A major impediment to the control of bovine TB is the relatively poor accuracy of current ante-mortem tests compounded by difficulties in reliably detecting tuberculous lesions and/or the agent in all infected animals upon slaughter surveillance. TST non-reactive cattle are particularly problematic when applying test and remove strategies in TB-affected herds. According to Lepper et al. [21], “Anergy to tuberculin is defined as the failure of an animal with visible evidence of tuberculosis to show a palpable cutaneous delayed hypersensitivity response to a tuberculin, at the time when the test is read.” Such TST non-reactive animals, however, may still be responsive on other cell-mediated (e.g., IGRAs [22, 23]) or antibody detection immunoassays [24, 25]. In general, TST non-responsiveness is more common in animals from herds with high within-herd prevalence and in animals at advanced stages of disease [21, 22]. Desensitization as a result of repeated short interval application of TSTs may also lead to reduced TST responses associated with increased interleukin-10 (IL-10) and decreased IL-1β production to TB antigens [26]. Our findings further demonstrate that certain M. bovis-infected cattle can escape detection by TST by reverting from reactors to non-reactors within several months; however, a significant proportion of these animals can be identified by ancillary tests, such as the antibody tests described herein or IGRA [27].

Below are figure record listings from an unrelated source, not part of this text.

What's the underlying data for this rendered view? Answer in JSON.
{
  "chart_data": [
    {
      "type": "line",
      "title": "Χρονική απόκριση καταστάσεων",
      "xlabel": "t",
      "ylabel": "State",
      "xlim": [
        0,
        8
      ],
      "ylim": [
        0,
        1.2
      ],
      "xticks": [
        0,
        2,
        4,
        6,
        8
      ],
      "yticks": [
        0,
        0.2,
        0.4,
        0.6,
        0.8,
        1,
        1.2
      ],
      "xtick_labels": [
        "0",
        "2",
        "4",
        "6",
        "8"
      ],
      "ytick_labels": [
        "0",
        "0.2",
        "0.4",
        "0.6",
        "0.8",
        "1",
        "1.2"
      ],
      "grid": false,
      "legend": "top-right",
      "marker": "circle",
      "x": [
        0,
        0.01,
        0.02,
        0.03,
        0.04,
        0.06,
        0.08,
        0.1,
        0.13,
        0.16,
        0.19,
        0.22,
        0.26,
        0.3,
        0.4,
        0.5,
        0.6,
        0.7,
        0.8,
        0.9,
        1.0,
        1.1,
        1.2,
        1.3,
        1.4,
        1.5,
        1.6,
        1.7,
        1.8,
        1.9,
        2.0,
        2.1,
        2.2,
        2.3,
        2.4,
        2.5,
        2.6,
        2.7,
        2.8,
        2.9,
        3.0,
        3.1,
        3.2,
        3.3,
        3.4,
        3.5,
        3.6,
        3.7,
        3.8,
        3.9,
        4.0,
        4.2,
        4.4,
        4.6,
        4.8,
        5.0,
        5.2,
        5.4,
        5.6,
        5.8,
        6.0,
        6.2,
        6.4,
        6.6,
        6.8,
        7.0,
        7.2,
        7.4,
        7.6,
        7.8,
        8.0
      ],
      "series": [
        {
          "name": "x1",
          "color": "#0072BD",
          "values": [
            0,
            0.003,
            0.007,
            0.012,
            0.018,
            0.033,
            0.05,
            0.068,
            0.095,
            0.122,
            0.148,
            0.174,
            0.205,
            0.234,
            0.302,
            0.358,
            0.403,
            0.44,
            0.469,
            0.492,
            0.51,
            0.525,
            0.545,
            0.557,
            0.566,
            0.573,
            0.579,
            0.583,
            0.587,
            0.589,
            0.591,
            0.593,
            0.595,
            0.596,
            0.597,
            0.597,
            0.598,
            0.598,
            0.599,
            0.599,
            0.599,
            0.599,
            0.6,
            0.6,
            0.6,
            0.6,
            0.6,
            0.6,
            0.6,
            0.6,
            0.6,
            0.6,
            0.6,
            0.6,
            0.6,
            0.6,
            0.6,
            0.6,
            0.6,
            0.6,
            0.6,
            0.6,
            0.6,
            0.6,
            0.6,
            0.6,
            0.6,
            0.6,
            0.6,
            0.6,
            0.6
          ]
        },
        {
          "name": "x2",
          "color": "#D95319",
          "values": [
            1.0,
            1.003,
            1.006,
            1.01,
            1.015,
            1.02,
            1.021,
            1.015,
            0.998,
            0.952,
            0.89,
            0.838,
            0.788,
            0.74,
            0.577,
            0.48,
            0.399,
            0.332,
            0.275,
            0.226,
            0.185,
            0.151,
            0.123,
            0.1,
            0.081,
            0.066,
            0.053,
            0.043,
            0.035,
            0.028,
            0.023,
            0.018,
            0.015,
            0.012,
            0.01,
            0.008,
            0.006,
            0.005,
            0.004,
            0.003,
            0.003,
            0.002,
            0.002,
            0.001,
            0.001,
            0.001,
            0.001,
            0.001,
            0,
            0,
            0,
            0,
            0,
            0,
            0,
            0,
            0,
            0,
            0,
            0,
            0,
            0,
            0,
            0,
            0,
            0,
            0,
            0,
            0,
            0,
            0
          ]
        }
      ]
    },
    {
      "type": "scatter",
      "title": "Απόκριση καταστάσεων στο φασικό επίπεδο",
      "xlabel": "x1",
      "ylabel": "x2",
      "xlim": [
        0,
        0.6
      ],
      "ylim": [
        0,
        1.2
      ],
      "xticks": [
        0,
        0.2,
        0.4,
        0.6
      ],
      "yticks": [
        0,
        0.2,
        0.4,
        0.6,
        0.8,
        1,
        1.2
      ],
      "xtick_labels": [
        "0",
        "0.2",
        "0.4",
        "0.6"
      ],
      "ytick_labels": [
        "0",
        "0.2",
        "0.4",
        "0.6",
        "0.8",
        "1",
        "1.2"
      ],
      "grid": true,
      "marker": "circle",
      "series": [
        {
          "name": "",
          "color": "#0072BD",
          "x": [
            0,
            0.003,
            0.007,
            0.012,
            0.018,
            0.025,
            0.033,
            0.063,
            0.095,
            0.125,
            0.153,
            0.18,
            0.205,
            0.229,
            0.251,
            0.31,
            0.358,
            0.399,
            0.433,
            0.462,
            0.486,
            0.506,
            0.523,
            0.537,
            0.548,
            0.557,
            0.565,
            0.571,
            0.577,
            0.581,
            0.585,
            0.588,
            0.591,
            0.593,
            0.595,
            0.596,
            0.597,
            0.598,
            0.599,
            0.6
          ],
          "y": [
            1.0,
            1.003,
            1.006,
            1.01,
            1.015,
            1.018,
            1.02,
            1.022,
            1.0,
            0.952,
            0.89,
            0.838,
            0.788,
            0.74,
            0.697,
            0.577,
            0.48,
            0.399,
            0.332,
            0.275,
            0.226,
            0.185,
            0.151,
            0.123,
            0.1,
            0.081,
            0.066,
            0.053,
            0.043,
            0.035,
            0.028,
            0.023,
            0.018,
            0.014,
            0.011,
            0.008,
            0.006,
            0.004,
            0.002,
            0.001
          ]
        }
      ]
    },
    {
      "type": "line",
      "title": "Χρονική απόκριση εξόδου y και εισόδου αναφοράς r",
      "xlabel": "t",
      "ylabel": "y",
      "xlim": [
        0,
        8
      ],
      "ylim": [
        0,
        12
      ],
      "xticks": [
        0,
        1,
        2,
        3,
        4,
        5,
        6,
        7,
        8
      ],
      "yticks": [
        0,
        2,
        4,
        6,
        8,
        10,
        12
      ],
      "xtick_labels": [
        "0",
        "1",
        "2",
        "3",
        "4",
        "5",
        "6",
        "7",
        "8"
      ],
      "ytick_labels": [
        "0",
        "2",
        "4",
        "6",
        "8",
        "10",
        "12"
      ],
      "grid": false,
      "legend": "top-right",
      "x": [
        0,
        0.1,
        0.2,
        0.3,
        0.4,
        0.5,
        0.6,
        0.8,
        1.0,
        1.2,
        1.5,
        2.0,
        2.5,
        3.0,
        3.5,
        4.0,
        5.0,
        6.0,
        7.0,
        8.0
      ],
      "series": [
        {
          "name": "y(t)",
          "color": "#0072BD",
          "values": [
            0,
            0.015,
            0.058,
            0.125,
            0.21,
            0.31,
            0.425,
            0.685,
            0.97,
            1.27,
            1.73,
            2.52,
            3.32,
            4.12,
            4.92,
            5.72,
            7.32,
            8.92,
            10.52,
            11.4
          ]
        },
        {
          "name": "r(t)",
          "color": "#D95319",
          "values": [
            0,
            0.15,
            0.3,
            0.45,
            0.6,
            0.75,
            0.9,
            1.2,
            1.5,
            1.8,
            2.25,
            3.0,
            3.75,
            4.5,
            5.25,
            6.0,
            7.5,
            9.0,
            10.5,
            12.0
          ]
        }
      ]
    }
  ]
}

In the present study, M. bovis specific antibody was detected by the DPP assay in ~82% and ~65% of M. bovis-infected, TST non-reactive cattle from the US and GB, respectively. As reported previously, an in-house MPB83-based ELISA detected 9 of 20 (45%) SICCT non-reactors diagnosed with bovine TB in GB [28]. Similarly, the MPB70/83 antibody reactivity rate in the group of TST non-reactive cattle in GB was ~40% as demonstrated by DPP assay (for MPB70/MPB83 antigen test line only, present study) and also shown independently by a commercial ELISA (M. bovis Ab Test, IDEXX Laboratories, Westbrook, Maine) using a cocktail of MPB70 and MPB83 proteins (unpublished data). Importantly, integrating CFP10/ESAT-6 to supplement MPB70/MPB83 antigen in the DPP assay enhanced the overall test sensitivity to ~65% in TST non-reactive cattle in GB, thereby highlighting the added benefit of combining multiple antigens in serologic assays.

Conclusions

The present findings demonstrate the potential for use of antibody tests in TB-affected herds to rapidly identify M. bovis-infected, but TST non-reactive cattle. The DPP assay may also be considered for use in series with TST as a movement test, particularly as the assay may be applied pen-side without the need for laboratory equipment and results are available within 20 min. For example, Mexican cattle are required to have a negative CFT within 60 days of entry into the US. Thus, the DPP assay could be applied after CFT in Mexico or at the US/Mexico border as a further safeguard against entry of M. bovis-infected cattle into the US. For this application, given a very low disease prevalence in the large number of cattle crossing the US border with recent CFT negative results, a viable serologic assay would need to have an extremely high specificity (>99.9%) to provide an acceptable positive predictive value at a low pre-test probability. In the case of the DPP assay, the target specificity can be established and validated by having a cut-off value adjusted to meet this key requirement without a significant loss of diagnostic sensitivity. Given the limited number of samples available for the study, present findings should be considered preliminary and more extensive studies particularly in other bovine TB endemic countries are warranted to further verify the utility of this approach. These studies should also include sera from cattle infected with non-tuberculous mycobacteria (e.g., M. avium subsp. paratuberculosis, M. kansasii, etc.) to determine the possible interaction of these mycobacteria on this approach, particularly as injection of PPDs for SICCT in cattle vaccinated with heat inactivated Johne’s disease vaccine may induce false positive responses to MPB83/70-based antibody assays [29]. With that said, present findings clearly demonstrate that use of serologic assays in series with TST can identify a significant number of TST non-reactive tuberculous cattle for more efficient removal from TB-affected herds.